15. Ten aanzien van de omvang van de vordering waarvoor de curator het retentierecht kon inroepen zijn nadere inlichtingen gewenst. In beginsel dient die omvang als volgt te worden berekend: de taxatiewaarde van de platen per faillissementsdatum, minus de aankoopprijs van het materiaal € 22.159,30 (ervan uitgaande dat dit bedrag door CMR / RET al aan Van Dam of Alcoa was voldaan) en minus het bedrag dat door of namens de curator aan Jonkman moest worden betaald om haar de platen te doen afgeven (welk bedrag gemakshalve op € 69.651,75 zou kunnen worden gesteld). Omdat het summiere taxatierapport van Dovebid Valuation Services door CMR c.s. is betwist, zal met partijen worden bezien op welke wijze overeenstemming kan worden bereikt over de hoogte van de taxatiewaarde. Daartoe wordt een comparitie van partijen gelast. Die zal tevens worden benut voor het beproeven van een vereniging. Tegelijk wordt een klemmend beroep op partijen gedaan om zelfstandig in onderling overleg tot een vergelijk te komen en daarmee een comparitiezitting overbodig te maken en een verder oplopen van de kosten te voorkomen.

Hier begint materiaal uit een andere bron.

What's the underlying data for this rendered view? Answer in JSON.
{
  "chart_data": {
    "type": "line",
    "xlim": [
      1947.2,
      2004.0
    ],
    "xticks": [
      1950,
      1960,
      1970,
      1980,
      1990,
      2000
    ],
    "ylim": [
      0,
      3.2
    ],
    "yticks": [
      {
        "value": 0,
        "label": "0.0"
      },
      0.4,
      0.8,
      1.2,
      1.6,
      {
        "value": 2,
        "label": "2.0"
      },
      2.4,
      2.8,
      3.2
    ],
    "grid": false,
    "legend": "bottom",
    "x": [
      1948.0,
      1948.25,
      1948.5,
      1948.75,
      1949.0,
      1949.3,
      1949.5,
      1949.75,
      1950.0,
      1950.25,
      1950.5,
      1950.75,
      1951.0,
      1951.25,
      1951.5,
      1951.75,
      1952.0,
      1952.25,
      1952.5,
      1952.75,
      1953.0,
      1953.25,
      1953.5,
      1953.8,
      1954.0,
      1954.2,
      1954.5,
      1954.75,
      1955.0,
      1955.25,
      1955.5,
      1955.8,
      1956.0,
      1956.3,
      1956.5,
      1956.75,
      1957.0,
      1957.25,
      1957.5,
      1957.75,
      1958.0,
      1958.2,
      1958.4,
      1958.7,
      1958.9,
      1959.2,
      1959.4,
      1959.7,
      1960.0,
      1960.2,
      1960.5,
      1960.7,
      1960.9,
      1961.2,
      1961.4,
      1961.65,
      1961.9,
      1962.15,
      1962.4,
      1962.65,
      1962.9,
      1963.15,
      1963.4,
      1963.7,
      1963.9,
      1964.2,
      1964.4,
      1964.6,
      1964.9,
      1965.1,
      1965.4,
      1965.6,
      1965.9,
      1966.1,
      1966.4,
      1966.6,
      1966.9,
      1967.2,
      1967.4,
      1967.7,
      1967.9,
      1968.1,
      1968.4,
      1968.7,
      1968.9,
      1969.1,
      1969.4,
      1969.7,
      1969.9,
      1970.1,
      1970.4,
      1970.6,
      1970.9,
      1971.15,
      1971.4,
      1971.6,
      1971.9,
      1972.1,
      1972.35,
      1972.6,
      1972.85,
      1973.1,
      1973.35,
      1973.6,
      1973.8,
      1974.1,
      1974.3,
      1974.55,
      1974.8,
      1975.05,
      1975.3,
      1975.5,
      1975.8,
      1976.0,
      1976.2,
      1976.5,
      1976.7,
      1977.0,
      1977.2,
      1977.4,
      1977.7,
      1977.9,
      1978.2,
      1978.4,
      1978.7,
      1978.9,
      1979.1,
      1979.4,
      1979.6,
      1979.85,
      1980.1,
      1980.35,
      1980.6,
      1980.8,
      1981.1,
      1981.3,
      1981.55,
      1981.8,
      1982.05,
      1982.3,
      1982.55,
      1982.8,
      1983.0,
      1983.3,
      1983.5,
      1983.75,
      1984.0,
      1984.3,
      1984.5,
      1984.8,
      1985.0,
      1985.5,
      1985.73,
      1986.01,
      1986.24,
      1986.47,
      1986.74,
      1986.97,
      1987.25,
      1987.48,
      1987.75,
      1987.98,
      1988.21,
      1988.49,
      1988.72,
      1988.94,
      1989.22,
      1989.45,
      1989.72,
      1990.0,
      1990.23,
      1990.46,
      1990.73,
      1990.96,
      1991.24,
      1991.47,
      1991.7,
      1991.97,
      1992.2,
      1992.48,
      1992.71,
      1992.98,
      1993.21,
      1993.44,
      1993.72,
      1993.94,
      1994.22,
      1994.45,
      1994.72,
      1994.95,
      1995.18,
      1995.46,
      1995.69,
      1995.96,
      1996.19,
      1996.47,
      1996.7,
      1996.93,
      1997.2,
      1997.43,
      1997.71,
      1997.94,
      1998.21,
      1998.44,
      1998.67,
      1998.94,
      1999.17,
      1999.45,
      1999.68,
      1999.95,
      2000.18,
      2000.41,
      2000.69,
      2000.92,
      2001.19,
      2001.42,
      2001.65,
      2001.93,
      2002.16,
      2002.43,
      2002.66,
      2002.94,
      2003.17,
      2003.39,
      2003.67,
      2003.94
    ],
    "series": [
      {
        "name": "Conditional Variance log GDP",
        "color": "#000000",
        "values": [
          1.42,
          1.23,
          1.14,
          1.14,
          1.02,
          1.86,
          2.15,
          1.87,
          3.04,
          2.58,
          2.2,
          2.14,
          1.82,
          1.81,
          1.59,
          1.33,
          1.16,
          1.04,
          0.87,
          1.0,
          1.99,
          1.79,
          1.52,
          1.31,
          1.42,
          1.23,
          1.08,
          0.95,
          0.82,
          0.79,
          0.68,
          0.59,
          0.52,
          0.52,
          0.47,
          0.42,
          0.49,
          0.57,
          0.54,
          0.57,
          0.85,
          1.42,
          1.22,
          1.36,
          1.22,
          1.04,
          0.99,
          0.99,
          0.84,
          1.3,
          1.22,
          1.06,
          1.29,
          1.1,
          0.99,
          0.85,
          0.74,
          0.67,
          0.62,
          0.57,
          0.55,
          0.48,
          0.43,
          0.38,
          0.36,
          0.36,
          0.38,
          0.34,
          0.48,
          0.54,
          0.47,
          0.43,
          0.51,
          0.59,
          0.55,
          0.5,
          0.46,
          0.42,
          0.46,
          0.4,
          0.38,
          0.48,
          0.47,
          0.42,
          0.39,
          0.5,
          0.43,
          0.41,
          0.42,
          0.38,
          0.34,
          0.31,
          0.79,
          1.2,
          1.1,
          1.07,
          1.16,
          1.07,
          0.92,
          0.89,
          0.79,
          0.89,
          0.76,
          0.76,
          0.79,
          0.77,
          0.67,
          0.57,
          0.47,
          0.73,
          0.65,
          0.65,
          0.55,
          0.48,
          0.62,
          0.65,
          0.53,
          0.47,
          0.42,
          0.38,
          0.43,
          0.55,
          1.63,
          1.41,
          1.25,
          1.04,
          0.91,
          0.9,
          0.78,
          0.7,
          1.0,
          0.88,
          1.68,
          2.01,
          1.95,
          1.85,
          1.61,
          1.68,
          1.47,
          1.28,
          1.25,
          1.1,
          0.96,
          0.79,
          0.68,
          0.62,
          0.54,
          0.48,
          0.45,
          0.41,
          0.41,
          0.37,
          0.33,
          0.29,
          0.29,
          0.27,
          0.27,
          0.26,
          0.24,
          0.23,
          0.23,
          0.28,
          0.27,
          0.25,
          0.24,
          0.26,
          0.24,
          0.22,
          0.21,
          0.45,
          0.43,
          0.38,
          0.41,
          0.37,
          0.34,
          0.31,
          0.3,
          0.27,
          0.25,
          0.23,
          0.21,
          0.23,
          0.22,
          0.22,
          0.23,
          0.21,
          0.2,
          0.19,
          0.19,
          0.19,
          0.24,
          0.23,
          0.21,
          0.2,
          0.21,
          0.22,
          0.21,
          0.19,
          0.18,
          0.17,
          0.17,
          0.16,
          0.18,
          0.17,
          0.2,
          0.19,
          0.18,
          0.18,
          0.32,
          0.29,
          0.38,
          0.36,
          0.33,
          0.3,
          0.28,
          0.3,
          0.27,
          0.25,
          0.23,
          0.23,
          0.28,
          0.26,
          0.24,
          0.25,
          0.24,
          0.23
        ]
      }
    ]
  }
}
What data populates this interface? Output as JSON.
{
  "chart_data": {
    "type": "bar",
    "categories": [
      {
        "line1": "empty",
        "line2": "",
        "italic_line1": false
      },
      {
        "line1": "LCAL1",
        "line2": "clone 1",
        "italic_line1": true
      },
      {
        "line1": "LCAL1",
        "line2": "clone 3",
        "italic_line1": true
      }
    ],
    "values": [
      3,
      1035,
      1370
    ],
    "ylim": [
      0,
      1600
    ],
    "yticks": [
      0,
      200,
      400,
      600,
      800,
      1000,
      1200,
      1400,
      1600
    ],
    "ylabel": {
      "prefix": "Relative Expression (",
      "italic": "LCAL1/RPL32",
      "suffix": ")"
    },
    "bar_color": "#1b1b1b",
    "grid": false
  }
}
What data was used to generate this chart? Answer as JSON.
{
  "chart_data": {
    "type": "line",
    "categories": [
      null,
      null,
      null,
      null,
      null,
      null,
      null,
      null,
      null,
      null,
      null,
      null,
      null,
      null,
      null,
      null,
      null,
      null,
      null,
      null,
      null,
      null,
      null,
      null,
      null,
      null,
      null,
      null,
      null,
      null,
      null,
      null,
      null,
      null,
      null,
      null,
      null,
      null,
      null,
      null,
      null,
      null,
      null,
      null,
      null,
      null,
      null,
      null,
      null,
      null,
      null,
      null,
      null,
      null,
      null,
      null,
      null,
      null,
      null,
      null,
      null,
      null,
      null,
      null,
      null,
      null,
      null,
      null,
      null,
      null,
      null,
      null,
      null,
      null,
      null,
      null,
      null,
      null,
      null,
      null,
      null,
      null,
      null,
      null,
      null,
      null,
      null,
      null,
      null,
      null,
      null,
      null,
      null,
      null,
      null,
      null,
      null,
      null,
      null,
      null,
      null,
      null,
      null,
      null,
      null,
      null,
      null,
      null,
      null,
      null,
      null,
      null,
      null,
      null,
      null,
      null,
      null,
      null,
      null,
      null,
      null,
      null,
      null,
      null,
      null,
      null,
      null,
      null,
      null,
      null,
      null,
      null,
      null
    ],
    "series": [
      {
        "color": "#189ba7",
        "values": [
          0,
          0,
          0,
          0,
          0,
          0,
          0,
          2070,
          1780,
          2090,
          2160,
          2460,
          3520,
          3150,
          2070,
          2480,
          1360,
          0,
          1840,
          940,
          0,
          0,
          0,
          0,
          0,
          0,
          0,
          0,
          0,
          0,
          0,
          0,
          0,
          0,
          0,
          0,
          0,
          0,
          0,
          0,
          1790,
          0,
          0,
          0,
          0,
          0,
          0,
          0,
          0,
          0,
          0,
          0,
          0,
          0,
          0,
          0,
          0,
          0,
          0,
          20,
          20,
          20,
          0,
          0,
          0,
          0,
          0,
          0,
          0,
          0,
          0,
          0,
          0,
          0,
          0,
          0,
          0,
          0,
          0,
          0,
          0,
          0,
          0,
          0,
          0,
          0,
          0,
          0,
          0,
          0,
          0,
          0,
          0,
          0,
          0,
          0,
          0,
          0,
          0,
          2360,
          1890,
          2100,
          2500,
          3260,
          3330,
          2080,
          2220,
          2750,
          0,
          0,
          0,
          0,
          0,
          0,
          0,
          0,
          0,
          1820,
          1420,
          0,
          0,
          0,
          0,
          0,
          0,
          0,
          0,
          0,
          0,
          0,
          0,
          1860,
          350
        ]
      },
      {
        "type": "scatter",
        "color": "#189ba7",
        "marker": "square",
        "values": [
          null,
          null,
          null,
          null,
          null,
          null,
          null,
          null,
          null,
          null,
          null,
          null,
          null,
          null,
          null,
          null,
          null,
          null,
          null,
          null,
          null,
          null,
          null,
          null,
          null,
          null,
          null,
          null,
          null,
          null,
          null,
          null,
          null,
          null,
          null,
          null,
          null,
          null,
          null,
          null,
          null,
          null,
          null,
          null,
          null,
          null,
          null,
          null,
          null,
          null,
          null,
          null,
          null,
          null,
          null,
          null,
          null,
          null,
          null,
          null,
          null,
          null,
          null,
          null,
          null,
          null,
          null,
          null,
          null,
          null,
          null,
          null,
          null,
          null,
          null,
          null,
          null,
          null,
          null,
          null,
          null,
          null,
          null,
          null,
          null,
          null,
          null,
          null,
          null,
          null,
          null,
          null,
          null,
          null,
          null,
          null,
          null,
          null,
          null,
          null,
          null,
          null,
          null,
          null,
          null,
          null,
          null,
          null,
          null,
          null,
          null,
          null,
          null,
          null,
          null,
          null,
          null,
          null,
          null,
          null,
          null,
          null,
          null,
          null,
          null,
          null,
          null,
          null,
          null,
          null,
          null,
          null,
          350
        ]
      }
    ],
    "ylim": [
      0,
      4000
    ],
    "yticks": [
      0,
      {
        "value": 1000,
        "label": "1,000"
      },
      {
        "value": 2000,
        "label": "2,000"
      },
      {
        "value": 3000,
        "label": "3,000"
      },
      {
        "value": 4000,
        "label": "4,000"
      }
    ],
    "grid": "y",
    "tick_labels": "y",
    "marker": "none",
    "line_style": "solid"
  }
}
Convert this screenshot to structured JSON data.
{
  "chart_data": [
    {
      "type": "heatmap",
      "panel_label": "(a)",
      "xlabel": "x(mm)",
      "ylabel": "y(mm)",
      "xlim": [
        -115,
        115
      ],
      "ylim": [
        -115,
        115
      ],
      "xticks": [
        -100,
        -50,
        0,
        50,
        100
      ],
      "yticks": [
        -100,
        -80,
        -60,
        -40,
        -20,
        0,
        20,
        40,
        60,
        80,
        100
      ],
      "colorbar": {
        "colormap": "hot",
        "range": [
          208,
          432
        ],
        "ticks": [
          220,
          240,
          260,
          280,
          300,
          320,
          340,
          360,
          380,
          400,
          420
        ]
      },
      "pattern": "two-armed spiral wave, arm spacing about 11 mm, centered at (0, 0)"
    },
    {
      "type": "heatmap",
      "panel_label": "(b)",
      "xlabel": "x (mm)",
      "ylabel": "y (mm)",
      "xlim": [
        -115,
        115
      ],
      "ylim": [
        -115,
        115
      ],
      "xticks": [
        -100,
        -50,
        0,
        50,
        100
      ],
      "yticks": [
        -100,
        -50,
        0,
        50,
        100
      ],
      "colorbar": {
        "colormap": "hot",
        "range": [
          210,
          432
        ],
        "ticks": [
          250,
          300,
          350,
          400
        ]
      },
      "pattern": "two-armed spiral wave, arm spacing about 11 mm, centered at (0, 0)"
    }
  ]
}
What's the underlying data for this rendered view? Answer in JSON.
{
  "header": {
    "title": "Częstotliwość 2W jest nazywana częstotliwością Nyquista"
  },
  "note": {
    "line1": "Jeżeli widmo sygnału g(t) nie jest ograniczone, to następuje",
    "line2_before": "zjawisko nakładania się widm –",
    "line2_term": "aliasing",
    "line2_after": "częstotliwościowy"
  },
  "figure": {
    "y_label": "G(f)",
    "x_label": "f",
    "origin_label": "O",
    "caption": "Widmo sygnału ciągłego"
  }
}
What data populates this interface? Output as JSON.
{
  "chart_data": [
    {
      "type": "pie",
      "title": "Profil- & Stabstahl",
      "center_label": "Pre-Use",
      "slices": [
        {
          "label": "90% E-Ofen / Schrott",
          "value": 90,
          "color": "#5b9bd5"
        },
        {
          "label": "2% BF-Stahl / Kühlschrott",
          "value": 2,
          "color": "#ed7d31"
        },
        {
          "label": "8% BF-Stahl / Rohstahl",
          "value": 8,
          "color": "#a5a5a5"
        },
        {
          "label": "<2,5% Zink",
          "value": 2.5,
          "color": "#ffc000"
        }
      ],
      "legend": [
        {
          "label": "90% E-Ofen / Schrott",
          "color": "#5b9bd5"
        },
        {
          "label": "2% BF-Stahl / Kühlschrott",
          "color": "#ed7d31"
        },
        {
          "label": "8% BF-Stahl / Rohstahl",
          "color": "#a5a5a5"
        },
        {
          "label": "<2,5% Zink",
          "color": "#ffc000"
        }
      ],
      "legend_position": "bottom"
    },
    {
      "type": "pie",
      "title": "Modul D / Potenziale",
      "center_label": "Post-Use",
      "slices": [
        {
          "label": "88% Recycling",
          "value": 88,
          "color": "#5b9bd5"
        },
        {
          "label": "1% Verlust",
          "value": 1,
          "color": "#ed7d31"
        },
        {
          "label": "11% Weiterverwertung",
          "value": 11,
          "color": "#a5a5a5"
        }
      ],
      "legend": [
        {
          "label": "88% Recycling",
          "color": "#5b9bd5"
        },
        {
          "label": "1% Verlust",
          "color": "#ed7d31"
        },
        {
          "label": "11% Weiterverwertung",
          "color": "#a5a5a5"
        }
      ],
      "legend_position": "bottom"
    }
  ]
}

Het hof, alvorens verder te beslissen:
- gelast partijen om met of vertegenwoordigd door hun advocaat op dinsdagmiddag 6 januari 2009 om 14.00 uur in het Paleis van Justitie aan de Prins Clauslaan 60 te ’s-Gravenhage te verschijnen voor mr. J.M. van der Klooster teneinde inlichtingen te verstrekken en een vereniging te beproeven. Aan de zijde van CMR c.s. dient iemand aanwezig te zijn met bevoegdheid tot het aangaan van een schikking.
Dit arrest is gewezen door mrs. J.M. van der Klooster, J.E.H.M. Pinckaers en J.C. van Apeldoorn en is uitgesproken ter openbare terechtzitting van 25 november 2008 in aanwezigheid van de griffier.
(1) Er wordt vanuit gegaan – CMR c.s. hebben ondanks herhaald verzoek van de curator weinig openheid betracht met betrekking tot hun deal – dat de platen op of omstreeks 5 april 2002 feitelijk in de macht van CMR zijn gekomen.
(2) Vgl.: Rb. ’s-Hertogenbosch 23.12.1983, NJ 1985, 307; N.E.D. Faber, Verrekening, diss., pag. 525 e.v.; Voorontwerp Insolventiewet commentaar op art. 3.3.1., en voor kritiek op de ruime uitleg, Kluwer, Faillissementswet, losbladig, art. 53, aant. 4.